Un equipo liderado por los científicos españoles Carlos Crivelli, de la Universidad Autónoma de Madrid, y Sergio Jarillo, del American Museum of Natural History, ha presentado en la revista PNAS los resultados de un doble estudio que cuestiona las tesis de Ekman y aporta pruebas concluyentes de que la expresión de las emociones no es un fenómeno universal, sino que depende en gran medida del contexto y de la cultura en que se exprese.
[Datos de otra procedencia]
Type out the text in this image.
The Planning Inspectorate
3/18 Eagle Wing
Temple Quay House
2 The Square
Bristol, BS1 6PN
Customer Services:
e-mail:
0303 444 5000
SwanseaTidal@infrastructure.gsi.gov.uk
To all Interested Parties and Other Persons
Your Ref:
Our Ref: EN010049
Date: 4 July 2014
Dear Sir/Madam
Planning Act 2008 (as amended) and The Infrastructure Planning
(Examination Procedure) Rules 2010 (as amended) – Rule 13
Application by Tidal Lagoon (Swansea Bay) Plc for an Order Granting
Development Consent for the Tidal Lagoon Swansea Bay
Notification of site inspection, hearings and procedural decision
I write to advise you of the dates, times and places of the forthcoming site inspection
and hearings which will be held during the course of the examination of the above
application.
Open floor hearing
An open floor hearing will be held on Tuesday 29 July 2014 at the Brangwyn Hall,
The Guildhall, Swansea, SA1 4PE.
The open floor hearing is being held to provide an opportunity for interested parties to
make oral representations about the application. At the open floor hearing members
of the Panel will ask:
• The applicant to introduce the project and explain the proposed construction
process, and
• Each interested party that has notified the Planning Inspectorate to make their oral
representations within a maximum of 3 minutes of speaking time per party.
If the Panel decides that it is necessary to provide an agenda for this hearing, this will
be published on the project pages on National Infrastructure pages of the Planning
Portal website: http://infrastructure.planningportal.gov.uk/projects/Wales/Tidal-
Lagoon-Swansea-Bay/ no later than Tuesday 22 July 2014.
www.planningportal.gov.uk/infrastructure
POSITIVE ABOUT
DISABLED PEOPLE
La investigación, llevada a cabo con 188 adolescentes, en parte españoles y en parte de comunidades relativamente aisladas de las islas Trobriand, un archipiélago perteneciente a Papúa Nueva Guinea, demuestra que los miembros de la sociedad trobriandesa interpretan la expresión que para nosotros significa miedo (ojos muy abiertos y gesto de crispación) como una señal de amenaza. Para la primera parte del estudio, los investigadores mostraban a un grupo de adolescentes de Trobriand una serie de cinco fotografías de caras con expresiones comunes de alegría, tristeza, enfado, miedo y asco. A su vez, a otro grupo de jóvenes les enseñaban las mismas fotos pero les pedían que señalaran las caras que les sugirieran ofrecimiento, protección, amenaza, sumisión o rechazo.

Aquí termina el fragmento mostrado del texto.